A rent to buy agreement means:
1. You rent (lease) a property by signing a Residential Tenancy Agreement. This could be a standard Assured Shorthold Tenancy (AST) or a different tenancy agreement depending on your arrangement with the landlord.
2. You pay for the right to buy the property by an agreed date at a fixed price. The amount you pay (separately from the lease payments) is called the Option Fee.
3. You do not have to buy the property. You can change your mind. However, the option fee is not refundable.
4. Once the option fee is paid, the seller MUST sell the property to you at the agreed price in the agreed time if you wish to buy and if the tenancy agreement has been met. This is called exercising the option. The specific details of the tenancy agreement are covered in the Residential Tenancy Agreement, which is the rental contract between you and the owner of the property.
The specific details of the option agreement are covered in a separate document. This is the agreement between you and the owner of the property.
The advantages of Rent To Buy:
1. Only the seller’s approval is required at this time- No bank or finance approval is required until you decide you want to get finance to buy the property. This leaves you time to sort out your financial life and arrange the necessary funding.
2. Purchase price will not change. The purchase price is frozen when the agreement is signed and cannot be changed regardless of any change in the value of the property.
3. Short exchange. You don’t need to wait on bank or finance approval.
4. Try Before You Buy. If you are unsure you really want to buy or are unsure that this is the best house or location for you, you can change your mind about buying. You will lose the non refundable option fee, but you haven’t paid out thousands of pounds in Stamp Duty and loan repayments. You also don’t have to deal with the burden of reselling the house with ever increasing legislation such as Energy Efficiency Certificate (EPC) or Home Information Pack (HIP).
5. Buy at your leisure. The purchaser may buy the house at any time during the term of the contract so you can choose the right time based on your personal circumstance.
6. Establish a good credit rating. If you are unable to currently obtain a bank or other housing finance, proof of regular rent and option repayments over several years may help to establish a good credit rating, which may assist securing the necessary finance.
What are the steps to take in order to move into the property and then buy it?
- Find a landlord/seller with a property that you like. We can help you with this process.

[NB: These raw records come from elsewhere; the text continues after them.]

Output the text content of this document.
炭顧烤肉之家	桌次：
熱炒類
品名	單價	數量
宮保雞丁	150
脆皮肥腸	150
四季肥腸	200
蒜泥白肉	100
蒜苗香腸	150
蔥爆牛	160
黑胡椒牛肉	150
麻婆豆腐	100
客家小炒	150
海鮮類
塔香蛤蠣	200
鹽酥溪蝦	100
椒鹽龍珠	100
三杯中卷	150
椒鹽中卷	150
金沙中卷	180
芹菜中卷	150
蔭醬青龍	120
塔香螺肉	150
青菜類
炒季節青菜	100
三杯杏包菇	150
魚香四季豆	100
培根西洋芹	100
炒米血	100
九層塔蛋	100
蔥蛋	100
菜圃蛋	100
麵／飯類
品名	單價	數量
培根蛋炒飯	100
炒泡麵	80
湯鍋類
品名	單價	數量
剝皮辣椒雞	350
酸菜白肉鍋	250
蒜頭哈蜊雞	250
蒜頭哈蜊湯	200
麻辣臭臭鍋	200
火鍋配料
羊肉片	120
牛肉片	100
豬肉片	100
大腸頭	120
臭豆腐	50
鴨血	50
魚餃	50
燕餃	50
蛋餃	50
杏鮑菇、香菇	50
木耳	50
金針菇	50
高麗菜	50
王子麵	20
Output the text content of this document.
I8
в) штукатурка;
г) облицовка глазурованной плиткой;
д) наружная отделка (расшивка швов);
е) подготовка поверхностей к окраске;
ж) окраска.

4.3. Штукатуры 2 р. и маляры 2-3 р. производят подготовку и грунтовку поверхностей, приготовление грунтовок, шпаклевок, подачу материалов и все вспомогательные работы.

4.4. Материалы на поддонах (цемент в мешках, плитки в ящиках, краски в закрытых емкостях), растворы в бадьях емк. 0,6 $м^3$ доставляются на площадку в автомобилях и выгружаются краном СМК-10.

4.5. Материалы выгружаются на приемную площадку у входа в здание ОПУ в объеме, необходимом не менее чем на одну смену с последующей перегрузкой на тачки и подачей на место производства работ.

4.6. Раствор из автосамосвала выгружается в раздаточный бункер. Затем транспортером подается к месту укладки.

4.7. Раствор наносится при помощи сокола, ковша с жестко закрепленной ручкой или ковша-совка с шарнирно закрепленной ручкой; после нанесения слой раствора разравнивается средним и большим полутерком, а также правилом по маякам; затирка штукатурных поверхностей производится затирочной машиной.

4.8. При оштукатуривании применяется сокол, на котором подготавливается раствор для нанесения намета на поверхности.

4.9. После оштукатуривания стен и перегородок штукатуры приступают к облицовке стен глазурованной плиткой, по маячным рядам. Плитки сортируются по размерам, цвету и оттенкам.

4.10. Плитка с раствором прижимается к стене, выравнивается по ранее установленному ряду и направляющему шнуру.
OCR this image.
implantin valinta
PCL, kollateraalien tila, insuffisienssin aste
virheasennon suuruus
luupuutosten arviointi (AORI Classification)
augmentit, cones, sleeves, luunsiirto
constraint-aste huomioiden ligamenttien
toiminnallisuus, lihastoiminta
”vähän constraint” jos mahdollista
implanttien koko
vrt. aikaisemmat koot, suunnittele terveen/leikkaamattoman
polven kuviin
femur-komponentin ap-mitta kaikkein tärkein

- Discuss the terms of the tenancy and option with the landlord/seller. Although it will not be legally binding, it is nevertheless advisable to get a pre agreement in writing to ensure the both parties are clear about what has been discussed.
- Appoint a solicitor to handle the exchange and signature of Tenancy agreement and the Option agreement. Your solicitor will deal with the landlord/seller solicitor to ensure that the above agreements are legally binding for both parties.
- Sign the Deed of Option
- Sign the Residential Tenancy Agreement
- Pay the one off option fee and pay the rental deposit. Some landlord-sellers may be flexible and allow the option fee to be paid instalments.
- View temporary contract for sale and see that it contains the elements agreed in the option agreement. Some will not draw a contract for sale until you write to their solicitor expressing your wish to buy.
- Complete the periodic payment authority for direct debit of rent and option fee payments from you bank account.
- Move into the property, look after the property, pay your rent on time when it’s due.
- At least 3 months prior to the expiry date of the Option, advise the seller that you wish to proceed and buy the property. Seek bank or other financing as required. Arrange for a solicitor to handle the purchase on your behalf.
- Purchase the property and stop paying rent.
What are the obligations of the person talking out the rent to buy agreements?
The obligations of a person renting a property are set out in the Residential
Tenancy Agreement and include:
- Paying the rent on time
- Keeping the house in good condition and repair
- Remaining in control of the house-ie cannot leave it vacant for more than 30 days
- If the tenancy agreement is breached, the Option agreement could be terminated and the Option fee forfeited.
The obligations regarding the option to purchase the property are set out in the Option agreement and include:
- The obligation to pay the Option Fee on time (the Option Fee is fixed for the duration of the agreement and will not be changed)
- The obligation to advise the seller of the intention to buy the property and to allow sufficient time for all necessary steps (eg arranging a bank loan so that the purchase can be settled on or prior to the expiry date.)
What happens if the rent or Option Fee instalments are not paid?
If the rent or the Option Fee instalments are not paid within 14 days of the due date, the tenant will be in default. If the payments have not been brought up to date by the time the next payment is due, the seller may terminate the Option agreement. The tenancy may be terminated according to the conditions in the Residential Tenancy Agreement. But the tenancy has not lost the house. He’s only lost the right to buy it. This is nothing compared to facing repossession and seeing your home sold at auction.
What happens on termination of the tenancy?
The tenants must vacate the property and leave it in the same state as he found it
What happens to the Option Fee?
All money paid towards the Option Fee is non-recoverable.
Who pays the default costs’?
Any costs and expenses arising from the default are paid by the purchaser, including any expenses incurred by the seller.